Die Entscheidung ist gefallen: Der Gemeinderat hat am Donnerstagabend in der vergangenen Woche im Bürgerhaus Rothenuffeln sowohl die Windkraft-Pläne in Hille-West als auch das Projekt der Bürgerenergie Mühlenkreis mehrheitlich abgelehnt. Für unsere Gemeinde ist das ein historischer Fehler.
Eine zutiefst rückständige Entscheidung
Wir sind fassungslos über die politische Kurzsichtigkeit, die an diesem Abend gesiegt hat. Die mehrheitliche Ablehnung der Projekte ist nicht nur ein herber Schlag für den lokalen Klimaschutz, sondern eine zutiefst rückständige Entscheidung. Während die Welt und unsere Nachbarkommunen die Zeichen der Zeit erkannt haben und den Ausbau der Erneuerbaren Energien vorantreiben, tritt Hille voll auf die Bremse. Mit diesem Votum klammert sich die Ratsmehrheit an eine Vergangenheit, die es so nicht mehr geben wird.
Wir beschneiden unsere eigenen finanziellen Möglichkeiten
Wer heute gegen Windkraft stimmt, stimmt auch gegen die finanzielle Zukunft unserer Gemeinde.
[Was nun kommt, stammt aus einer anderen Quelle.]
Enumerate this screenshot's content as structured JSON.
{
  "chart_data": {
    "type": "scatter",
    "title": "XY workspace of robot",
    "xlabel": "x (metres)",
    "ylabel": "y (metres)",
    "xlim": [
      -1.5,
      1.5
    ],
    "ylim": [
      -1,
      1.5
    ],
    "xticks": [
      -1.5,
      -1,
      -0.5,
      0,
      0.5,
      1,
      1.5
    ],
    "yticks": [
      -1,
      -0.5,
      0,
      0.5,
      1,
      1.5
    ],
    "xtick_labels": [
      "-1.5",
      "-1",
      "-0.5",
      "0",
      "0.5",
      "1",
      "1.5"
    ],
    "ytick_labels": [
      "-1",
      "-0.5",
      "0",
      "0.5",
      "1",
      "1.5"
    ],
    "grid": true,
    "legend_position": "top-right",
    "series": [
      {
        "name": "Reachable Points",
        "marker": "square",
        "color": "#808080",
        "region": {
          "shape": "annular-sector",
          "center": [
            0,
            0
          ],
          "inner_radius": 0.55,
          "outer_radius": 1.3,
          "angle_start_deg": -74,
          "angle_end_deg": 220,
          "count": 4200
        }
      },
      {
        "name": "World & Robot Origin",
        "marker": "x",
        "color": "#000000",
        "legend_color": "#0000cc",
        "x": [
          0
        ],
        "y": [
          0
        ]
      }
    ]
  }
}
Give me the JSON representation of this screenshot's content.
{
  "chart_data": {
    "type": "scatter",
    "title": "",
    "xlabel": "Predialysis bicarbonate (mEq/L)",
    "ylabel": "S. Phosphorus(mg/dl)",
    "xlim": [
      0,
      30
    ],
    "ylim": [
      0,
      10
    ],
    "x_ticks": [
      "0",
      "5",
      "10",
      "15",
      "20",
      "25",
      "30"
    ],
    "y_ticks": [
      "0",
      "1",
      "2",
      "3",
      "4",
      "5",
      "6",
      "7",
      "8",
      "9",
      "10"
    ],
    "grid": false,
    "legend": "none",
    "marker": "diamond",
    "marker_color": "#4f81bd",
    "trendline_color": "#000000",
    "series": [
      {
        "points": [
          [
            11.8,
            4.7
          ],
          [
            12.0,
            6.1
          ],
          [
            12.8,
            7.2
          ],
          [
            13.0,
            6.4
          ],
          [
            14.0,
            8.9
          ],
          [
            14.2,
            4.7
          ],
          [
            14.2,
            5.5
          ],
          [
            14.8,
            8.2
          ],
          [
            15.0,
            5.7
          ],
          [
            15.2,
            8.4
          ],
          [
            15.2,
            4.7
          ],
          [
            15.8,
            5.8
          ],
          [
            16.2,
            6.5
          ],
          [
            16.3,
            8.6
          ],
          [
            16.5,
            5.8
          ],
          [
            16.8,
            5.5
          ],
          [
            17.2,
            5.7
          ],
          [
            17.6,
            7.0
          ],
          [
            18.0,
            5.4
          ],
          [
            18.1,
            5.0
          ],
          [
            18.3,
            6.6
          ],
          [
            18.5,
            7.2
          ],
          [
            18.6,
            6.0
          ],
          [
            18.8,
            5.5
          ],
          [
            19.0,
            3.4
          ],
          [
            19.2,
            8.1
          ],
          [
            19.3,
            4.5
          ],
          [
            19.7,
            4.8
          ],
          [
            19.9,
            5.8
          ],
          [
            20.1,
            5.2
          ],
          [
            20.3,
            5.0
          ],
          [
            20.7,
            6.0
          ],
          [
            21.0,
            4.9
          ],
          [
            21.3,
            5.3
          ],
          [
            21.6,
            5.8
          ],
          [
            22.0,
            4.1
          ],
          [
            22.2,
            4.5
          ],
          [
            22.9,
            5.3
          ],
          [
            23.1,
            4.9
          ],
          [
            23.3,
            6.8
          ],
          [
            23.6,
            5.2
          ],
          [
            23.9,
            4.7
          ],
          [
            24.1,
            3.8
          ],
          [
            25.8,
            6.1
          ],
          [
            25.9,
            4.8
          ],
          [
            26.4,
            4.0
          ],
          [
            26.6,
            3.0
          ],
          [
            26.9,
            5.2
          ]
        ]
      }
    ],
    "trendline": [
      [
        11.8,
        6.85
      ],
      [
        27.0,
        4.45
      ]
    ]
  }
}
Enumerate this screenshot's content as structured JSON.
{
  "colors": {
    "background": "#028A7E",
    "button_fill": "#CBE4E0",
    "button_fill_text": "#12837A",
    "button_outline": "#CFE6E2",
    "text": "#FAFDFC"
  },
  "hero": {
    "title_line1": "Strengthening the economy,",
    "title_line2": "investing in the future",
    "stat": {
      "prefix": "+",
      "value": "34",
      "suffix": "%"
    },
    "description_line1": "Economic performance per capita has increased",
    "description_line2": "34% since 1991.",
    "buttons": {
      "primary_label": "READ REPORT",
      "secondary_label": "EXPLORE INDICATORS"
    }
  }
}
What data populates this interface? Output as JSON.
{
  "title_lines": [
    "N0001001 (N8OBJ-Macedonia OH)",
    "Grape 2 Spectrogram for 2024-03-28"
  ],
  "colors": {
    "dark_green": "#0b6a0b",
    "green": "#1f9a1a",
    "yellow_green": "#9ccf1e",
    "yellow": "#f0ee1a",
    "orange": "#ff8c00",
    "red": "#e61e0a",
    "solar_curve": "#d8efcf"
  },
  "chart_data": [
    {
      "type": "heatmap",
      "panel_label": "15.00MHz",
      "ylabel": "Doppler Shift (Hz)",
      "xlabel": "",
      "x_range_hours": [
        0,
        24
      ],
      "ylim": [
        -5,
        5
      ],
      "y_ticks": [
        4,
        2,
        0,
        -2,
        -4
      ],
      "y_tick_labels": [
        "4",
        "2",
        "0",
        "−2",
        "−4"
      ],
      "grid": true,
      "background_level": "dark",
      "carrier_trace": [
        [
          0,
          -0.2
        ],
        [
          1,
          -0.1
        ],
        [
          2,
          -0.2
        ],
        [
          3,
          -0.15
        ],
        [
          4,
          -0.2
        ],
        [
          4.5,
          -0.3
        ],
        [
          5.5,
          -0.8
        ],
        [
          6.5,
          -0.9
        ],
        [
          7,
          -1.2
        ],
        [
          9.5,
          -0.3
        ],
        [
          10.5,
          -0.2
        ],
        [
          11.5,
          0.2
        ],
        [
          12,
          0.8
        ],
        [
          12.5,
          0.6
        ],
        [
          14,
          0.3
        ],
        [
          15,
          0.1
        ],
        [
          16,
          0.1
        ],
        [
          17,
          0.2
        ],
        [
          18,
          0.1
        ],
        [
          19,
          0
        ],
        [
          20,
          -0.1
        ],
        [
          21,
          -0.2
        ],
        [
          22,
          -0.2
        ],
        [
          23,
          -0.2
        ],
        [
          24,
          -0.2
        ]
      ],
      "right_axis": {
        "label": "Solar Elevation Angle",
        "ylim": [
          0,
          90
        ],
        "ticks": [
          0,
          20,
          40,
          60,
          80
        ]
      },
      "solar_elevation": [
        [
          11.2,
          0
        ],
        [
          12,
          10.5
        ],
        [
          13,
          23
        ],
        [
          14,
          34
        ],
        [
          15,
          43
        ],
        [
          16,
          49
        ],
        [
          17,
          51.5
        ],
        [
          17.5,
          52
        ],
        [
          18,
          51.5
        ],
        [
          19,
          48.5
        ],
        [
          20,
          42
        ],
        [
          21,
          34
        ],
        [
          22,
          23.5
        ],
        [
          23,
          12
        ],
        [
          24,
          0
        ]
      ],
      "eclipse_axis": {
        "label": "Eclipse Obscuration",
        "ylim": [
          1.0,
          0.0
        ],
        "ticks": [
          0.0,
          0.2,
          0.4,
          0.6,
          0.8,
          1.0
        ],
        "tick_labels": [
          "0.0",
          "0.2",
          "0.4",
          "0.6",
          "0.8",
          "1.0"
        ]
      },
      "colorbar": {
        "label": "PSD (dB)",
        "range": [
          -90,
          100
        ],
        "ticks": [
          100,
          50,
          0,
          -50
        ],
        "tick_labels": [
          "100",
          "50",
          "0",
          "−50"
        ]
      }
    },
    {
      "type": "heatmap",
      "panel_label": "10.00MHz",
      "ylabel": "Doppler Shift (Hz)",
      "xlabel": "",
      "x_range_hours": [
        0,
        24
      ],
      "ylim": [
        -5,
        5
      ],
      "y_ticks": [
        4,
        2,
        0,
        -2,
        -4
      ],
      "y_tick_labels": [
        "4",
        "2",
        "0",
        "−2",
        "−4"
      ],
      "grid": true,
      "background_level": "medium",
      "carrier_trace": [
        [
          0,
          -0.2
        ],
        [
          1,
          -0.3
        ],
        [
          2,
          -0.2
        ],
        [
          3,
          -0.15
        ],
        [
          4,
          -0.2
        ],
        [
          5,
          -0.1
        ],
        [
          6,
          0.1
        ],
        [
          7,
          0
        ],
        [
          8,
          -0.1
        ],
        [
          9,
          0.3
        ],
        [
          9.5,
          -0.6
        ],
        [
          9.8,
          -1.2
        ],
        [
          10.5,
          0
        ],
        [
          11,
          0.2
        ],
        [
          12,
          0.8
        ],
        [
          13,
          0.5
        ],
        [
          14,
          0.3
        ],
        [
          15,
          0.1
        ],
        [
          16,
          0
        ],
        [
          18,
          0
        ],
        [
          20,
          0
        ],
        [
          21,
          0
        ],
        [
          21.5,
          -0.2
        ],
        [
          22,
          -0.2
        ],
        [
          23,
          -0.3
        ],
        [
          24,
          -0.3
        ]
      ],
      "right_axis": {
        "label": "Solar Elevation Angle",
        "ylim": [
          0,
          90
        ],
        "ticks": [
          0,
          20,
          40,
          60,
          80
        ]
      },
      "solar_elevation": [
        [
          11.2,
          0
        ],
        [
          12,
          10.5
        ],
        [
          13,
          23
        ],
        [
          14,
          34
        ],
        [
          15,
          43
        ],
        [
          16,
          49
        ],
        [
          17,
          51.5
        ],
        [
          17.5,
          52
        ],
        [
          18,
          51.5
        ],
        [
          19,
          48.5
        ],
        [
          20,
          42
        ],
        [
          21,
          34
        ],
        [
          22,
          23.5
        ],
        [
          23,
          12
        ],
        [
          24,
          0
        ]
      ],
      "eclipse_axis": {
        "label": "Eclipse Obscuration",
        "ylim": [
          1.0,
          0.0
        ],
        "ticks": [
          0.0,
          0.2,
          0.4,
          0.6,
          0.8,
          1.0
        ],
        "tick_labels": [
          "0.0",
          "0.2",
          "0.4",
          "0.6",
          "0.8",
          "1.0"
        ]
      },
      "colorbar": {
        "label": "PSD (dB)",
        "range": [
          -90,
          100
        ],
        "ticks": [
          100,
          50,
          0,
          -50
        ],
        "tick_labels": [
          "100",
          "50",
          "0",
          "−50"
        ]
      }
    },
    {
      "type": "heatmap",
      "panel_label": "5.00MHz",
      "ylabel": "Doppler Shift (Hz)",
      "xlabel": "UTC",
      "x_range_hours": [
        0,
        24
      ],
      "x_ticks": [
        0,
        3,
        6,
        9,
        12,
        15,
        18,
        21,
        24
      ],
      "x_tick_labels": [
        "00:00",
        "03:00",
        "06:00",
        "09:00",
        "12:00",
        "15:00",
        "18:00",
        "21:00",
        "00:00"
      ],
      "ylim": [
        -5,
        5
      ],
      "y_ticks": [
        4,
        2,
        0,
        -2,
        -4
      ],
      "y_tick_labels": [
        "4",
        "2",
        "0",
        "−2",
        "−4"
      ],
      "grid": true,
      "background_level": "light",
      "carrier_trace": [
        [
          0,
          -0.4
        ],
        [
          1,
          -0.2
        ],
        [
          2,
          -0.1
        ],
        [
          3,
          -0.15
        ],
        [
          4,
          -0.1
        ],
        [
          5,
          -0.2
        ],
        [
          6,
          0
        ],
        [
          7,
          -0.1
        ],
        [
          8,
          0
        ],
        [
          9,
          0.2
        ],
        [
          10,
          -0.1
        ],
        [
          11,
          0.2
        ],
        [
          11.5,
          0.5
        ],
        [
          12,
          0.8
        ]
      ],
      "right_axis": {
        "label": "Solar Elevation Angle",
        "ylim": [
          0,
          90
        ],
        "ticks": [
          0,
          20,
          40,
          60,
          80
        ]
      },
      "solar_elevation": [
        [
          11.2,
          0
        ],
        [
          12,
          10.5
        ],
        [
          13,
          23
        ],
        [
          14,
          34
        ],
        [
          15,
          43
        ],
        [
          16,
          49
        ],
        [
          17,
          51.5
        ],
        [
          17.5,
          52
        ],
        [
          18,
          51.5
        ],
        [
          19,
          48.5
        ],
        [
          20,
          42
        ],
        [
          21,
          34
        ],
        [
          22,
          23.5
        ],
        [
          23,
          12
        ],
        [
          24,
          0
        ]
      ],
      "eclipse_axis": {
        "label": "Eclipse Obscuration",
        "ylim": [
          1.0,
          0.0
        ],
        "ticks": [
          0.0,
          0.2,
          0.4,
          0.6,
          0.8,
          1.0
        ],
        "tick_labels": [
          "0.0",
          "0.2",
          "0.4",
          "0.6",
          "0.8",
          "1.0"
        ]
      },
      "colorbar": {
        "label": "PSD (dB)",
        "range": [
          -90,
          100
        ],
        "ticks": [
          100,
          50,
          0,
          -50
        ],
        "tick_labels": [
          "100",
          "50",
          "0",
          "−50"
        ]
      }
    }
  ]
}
Wir berauben uns durch diese Blockade fahrlässig der enormen wirtschaftlichen Chancen und Einnahmen, die durch diese Projekte – insbesondere durch die Genossenschaft der Bürgerenergie – direkt in unsere klamme Gemeindekasse geflossen wären. Anstatt Hille zukunftsfähig aufzustellen und dringend benötigten finanziellen Spielraum für unsere Schulen, Kitas und Infrastruktur zu schaffen, wurde aus politischer Mutlosigkeit der Stecker gezogen. Hille wird den Preis für diesen Stillstand teuer bezahlen.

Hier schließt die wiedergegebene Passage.